As conclusões de Rodney acerca do imperialismo e do neocolonialismo são: (1) o capitalismo fracassou nas ex-colônias. Ele é incapaz de oferecer às populações do terceiro mundo aquilo que oferece aos trabalhadores dos países imperialistas, os benefícios das políticas de bem-estar social: bons empregos e salários, saúde e educação públicas universais e de qualidade; (2) o processo de acumulação do capital exige que os países imperialistas continuem subdesenvolvendo as ex-colônias; (3) o desenvolvimentismo capitalista é incapaz de romper com o subdesenvolvimento das ex-colônias, as mantendo como dependentes dos países imperialistas; (4) na Europa, a burguesia rompeu com o feudalismo e instituiu liberdades civis e políticas. Todavia, nas colônias e ex-colônias, as liberdades civis e políticas (a democracia) não podem ser aceitas plenamente porque colocam em risco a administração da exploração e a disciplina sob as classes trabalhadoras locais; (5) o fracasso econômico e político das classes dominantes imperialistas nas colônias está sendo repetido pelas pequenas burguesias das ex-colônias, as quais são incapazes de (re)construir o sistema produtivo nacional, estabelecer um sistema econômico integrado e resistente às oscilações do capitalismo internacional. As pequenas burguesias locais aprofundaram a má distribuição da riqueza entre elas e as classes trabalhadoras nacionais, além de imporem regimes ditatoriais sobre a população; (6) nenhuma forma de socialismo ou democracia podem ser conquistadas no Caribe sob os governos das pequenas burguesias; (7) por fim, só as classes trabalhadoras, sob governos socialistas, podem organizar e garantir o desenvolvimento econômico e a democracia política no terceiro mundo.

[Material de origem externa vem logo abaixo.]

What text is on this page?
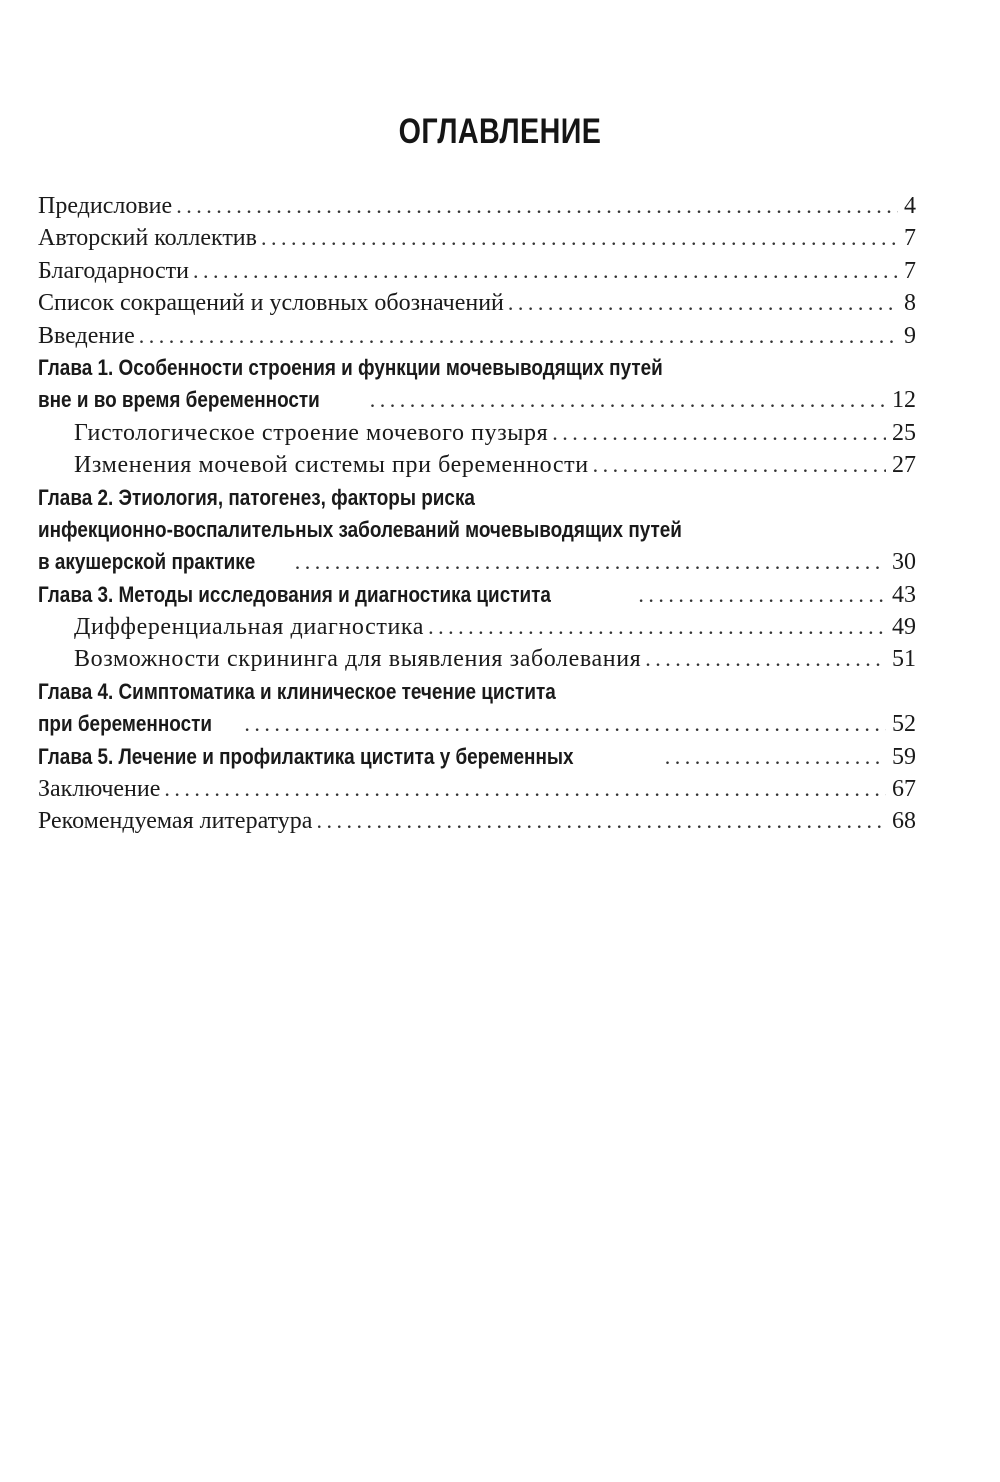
ОГЛАВЛЕНИЕ
Предисловие . . .	4
Авторский коллектив . . .	7
Благодарности . . .	7
Список сокращений и условных обозначений . . .	8
Введение . . .	9
Глава 1. Особенности строения и функции мочевыводящих путей
вне и во время беременности . . .	12
Гистологическое строение мочевого пузыря . . .	25
Изменения мочевой системы при беременности . . .	27
Глава 2. Этиология, патогенез, факторы риска
инфекционно-воспалительных заболеваний мочевыводящих путей
в акушерской практике . . .	30
Глава 3. Методы исследования и диагностика цистита . . .	43
Дифференциальная диагностика . . .	49
Возможности скрининга для выявления заболевания . . .	51
Глава 4. Симптоматика и клиническое течение цистита
при беременности . . .	52
Глава 5. Лечение и профилактика цистита у беременных . . .	59
Заключение . . .	67
Рекомендуемая литература . . .	68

Rodney tinha confiança na superação do capitalismo por meio do socialismo. Ele identificava fraquezas no capitalismo, que levariam o sistema ao colapso: subutilização da capacidade produtiva; desemprego crônico; crises periódicas; e a miséria geral em meio à riqueza de alguns poucos. Esses elementos forçariam os trabalhadores do mundo a assumirem o controle de seu destino, superando uma economia que atenda aos interesses de mercado por uma que atenda às necessidades humanas. O socialismo seria o substituto lógico do capitalismo.

Por esse motivo, ele propunha a organização socialista da produção e da distribuição como meio para a África superar seu subdesenvolvimento. A independência deveria ir além da emancipação política — importante para demonstrar, ou revelar, a raiz do subdesenvolvimento africano: o capitalismo —, e prosseguir rumo à revolução social.

O subdesenvolvimento da África não se limitava à economia e à política, atingindo também a cultura, a ciência e a subjetividade de suas populações.

Rodney enfatiza o papel da educação colonial no subdesenvolvimento do continente. Por meio da educação, os colonizadores imprimiram sua ideologia na população africana, produzindo um subdesenvolvimento intelectual (técnico e científico) e moral (psicológico).

Os intelectuais africanos também têm que romper sua dependência do pensamento imperialista ocidental, ou europeu. Para tanto, deveriam se voltar para os camponeses e operários, isto é, deveria haver uma cooperação entre intelectuais e camponeses-operários.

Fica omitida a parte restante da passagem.